The development in the Athabasca Oil Sands Region (AOSR) has come under intense public scrutiny in recent years, which makes the information contained within this book all the more important. It will be used to inform environmental decisions, it will contribute new knowledge to support environmental impact assessments, and it will inform stakeholders and the public on environmental air quality in the Wood Buffalo region.”

The book features many noteworthy findings:

  • Both the scientific model predictions, and the actual lichen measurements conducted through WBEA’s forest health monitoring program indicate that the main air quality footprint in the AOSR is concentrated within a 20-25 km radius of the main emission sources (i.e. industrial sites). Deposition decreases rapidly outside of the 20km radius.
  • The results from a gaseous mercury analyzer (operated by Environment Canada in WBEA’s Patricia McInnes Air Monitoring Station in Fort McMurray) indicate that total gaseous mercury concentrations in the AOSR are similar to average concentrations measured elsewhere in Canada.
  • Receptor modeling work has, for the first time, apportioned the various sources of emissions in the AOSR into identifiable categories and corresponding percentages (i.e. how much is contributed by combustion, by refining, by motor vehicles, by mining, etc.).
  • Source-receptor modeling has demonstrated that the largest proportion of air pollutant deposition to terrestrial receptors was related to re-suspension into the atmosphere of course particulate matter (i.e. dust).

Dr. Percy states, “The scientific work underpinning this book clearly demonstrates that there is an absolute pre-requisite for an on-the-ground, long term integrated suite of measurements that by design link the air and terrestrial systems. As such, WBEA is fully supportive of the enhanced level of research and measurements proposed in the Joint Canada/Alberta Implementation Plan for Oil Sands Monitoring.”

Percy adds, “WBEA’s Membership has been fully supportive of an increase in the extent and intensity of our monitoring since 2008. The nineteen peer-reviewed, scientific papers in this text are a direct result of their support and confidence. These papers represent the work of preeminent scientists executing high quality, yet ‘practical’, science in our region.

Our Members can be justifiably proud that in 2007, they recognized the need, and funded enhanced scientific environmental monitoring. Today, those monitoring results – brought together in WBEA’s new text – provide regional stakeholders with increased practical knowledge on which to base decisions as we move forward.”

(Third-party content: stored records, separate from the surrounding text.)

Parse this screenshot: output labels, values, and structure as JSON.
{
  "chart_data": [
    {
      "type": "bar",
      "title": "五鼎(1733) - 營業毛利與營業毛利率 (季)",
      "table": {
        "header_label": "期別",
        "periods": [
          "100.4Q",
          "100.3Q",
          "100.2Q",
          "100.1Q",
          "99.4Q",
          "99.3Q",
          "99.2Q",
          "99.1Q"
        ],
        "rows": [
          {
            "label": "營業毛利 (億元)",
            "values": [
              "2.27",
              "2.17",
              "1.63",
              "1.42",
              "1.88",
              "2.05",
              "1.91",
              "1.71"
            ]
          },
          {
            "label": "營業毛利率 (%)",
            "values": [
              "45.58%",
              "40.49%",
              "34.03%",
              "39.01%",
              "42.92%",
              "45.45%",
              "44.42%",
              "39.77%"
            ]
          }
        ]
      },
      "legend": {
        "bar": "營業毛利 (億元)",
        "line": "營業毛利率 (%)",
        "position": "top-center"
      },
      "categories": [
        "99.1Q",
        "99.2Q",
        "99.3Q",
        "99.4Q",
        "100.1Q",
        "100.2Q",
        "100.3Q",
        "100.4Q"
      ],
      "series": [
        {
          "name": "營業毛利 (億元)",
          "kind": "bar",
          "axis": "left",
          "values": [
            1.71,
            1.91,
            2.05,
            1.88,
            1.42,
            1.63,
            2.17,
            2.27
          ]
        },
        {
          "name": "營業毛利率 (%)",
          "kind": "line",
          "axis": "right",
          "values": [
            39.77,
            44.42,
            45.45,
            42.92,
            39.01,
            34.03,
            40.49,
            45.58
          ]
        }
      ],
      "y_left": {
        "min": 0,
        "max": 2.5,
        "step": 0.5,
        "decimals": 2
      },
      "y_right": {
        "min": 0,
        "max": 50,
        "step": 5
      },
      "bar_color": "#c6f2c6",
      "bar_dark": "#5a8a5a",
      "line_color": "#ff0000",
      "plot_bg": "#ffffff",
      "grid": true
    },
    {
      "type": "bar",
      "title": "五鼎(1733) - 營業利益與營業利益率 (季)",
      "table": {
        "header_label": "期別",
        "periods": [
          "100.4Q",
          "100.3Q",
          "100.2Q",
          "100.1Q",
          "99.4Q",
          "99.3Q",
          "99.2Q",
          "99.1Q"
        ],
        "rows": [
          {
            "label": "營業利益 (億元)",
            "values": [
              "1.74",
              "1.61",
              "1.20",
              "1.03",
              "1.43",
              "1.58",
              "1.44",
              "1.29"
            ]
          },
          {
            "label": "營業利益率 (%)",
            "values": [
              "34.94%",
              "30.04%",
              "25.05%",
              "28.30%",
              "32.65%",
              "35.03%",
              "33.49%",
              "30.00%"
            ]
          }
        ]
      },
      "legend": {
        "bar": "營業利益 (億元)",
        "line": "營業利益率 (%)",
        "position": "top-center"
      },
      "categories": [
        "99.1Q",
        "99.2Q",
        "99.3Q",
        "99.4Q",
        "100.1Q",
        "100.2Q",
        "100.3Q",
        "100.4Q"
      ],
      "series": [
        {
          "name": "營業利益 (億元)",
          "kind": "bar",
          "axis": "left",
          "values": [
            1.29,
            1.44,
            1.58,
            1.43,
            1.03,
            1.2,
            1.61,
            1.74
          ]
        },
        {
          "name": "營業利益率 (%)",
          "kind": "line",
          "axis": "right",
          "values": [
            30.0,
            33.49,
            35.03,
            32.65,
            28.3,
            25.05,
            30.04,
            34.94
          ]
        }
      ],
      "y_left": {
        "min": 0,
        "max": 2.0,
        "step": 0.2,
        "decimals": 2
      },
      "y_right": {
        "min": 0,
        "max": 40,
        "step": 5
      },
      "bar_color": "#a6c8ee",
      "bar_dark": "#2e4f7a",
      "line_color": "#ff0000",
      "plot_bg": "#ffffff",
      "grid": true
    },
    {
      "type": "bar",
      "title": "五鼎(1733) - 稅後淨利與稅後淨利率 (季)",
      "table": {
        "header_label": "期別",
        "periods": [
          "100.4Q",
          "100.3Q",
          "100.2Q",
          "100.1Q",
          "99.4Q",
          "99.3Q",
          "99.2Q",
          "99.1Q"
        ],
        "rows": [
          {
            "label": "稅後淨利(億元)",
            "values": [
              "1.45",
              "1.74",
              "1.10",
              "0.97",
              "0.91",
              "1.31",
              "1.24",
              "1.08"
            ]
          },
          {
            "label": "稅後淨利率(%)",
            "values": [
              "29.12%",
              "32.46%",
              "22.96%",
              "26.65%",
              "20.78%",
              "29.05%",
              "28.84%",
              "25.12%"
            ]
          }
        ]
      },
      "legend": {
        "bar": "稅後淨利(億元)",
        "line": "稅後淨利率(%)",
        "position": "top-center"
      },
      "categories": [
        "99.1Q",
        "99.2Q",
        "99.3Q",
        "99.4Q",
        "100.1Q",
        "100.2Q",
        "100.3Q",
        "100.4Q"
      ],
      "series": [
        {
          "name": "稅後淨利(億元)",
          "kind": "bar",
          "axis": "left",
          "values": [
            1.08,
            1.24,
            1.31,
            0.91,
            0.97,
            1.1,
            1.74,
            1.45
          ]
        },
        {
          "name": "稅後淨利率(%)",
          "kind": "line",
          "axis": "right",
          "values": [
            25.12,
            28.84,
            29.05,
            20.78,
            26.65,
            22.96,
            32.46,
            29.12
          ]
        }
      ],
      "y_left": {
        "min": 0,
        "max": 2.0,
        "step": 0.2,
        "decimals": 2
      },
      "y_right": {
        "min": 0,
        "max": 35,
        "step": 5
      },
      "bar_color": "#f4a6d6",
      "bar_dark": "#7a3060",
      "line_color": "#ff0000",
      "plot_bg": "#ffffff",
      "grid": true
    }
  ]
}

  • Alberta Oil Sands: Energy, Industry and the Environment is available for purchase online at:
  • The content for the majority of the chapters was drawn from presentations made at the WBEA International Symposium held in Fort McMurray in May of 2011, in conjunction with the 43rd International Air Pollution Workshop. The remaining chapters are drawn from associated projects funded and managed by WBEA as part of its strategic science enhancement.
  • The objective of the book series Developments in Environmental Science is to facilitate the publication of scholarly works that address any of the described topics. The emphasis of the series is on the importance of the subject topic, the scientific and technical quality of the content and timeliness of the work.